Penyucian Pernikahan - Bab 19 Anjing Mencium Aroma

Setelah beberapa saat, terdengar suara Sarwendah, "Di mana Selvi ? Mengapa tidak ada di kamar mandi?"

"Bagaimana mungkin?" Rizki langsung berseru, "Aku tadi melihatnya masuk ke dalam."

“Mungkinkah dia menyelinap pergi secara diam-diam dan kamu tidak melihatnya?” Sarwendah bertanya.

"Aku terus menatap ke arah pintu, meskipun dia berubah menjadi seekor lalat dan terbang keluar, aku juga bisa melihatnya," Rizki berkata.

Selvi hilang?

Jangan-jangan, Selvi tahu bahwa Rizki akan bertindak sesuatu padanya, kemudian menyelinap pergi secara diam-diam?

Tiba-tiba, terdengar suara yang datang dari belakang, "Gilang, apa yang sedang kamu lakukan? Menjulurkan kepalamu ke kiri dan ke kanan begitu!"

Aku melihat ke belakang dan itu adalah Sanny.

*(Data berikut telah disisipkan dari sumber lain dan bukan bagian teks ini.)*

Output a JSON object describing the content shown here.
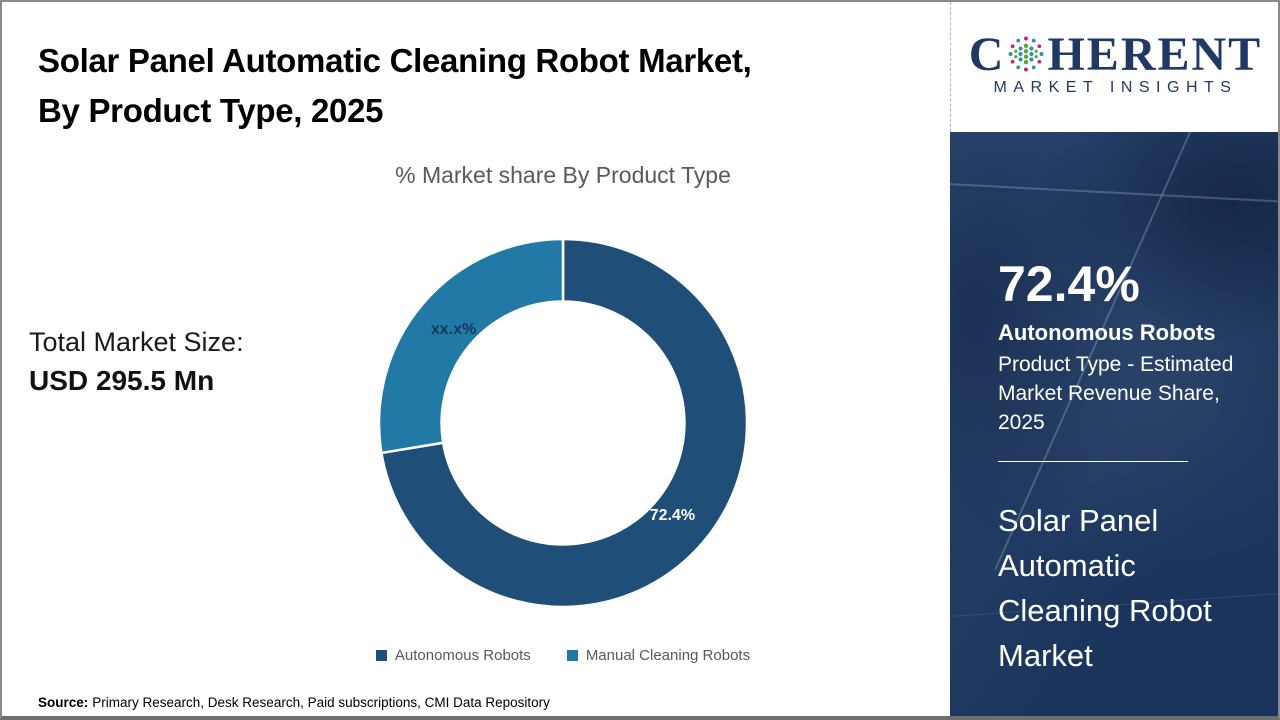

"Tidak... tidak apa-apa," Aku berkata, "Aku datang makan bersama Selvi dan sekarang hendak kembali. Aku baru saja keluar untuk mengurusi sesuatu, setelah aku kembali, pintunya sudah tertutup. Tolong bantu aku mengetuk pintu."

“Kamu dan Selvi makan di sini?” Sanny tidak begitu percaya, kemudian mengulurkan tangannya dan mengetuk pintu dua kali, lalu berteriak: “Sarwendah, apakah kamu di rumah?”

Setelah beberapa saat, pintu terbuka. Sarwendah dan Rizki berjalan keluar.

“Kakak ipar, sudah begitu malam, ada hal apa?” Sarwendah berkata.

"Tidak apa-apa, bukankah karena mencium aroma wangi sayuran? Aku baru saja kembali dari kebun dan aku lapar," Sanny berkata sambil tersenyum.

"Kebetulan, masih ada sayuran, masuk dan makanlah," Sarwendah berkata.

“Kalau begitu aku tidak akan segan-segan,” Sanny berkata sambil berjalan masuk.

Rizki melihatku, langsung berjalan kemari, dan bertanya dengan wajah hitam, "Kenapa kamu masih belum pergi?"

“Di mana Selvi ?” Aku bertanya.

“Kamu bertanya padaku, lalu aku harus bertanya kepada siapa?” Rizki sangat marah sambil meletakkan kedua tangannnya di pinggul, kemudian berbalik dua kali dan tiba-tiba teringat sesuatu, lalu berbisik padaku: “Begini saja, kamu bantu aku mencari Selvi, asalkan bisa mencarinya, aku akan memberimu empat ratus ribu rupiah! "

"Langit sudah sangat gelap, kemana mencarinya? Aku sudah mau pulang," Aku berkata sambil berjalan keluar dari halaman.

Rizki menghentikanku, "Delapan ratus ribu."

"Tidak mau."

“Satu juta enam ratus!” Rizki mengertakkan gigi.

"Tidak mau."

Demi satu juta enam ratus, aku mengkhianati Selvi ? Jangan bermimpi!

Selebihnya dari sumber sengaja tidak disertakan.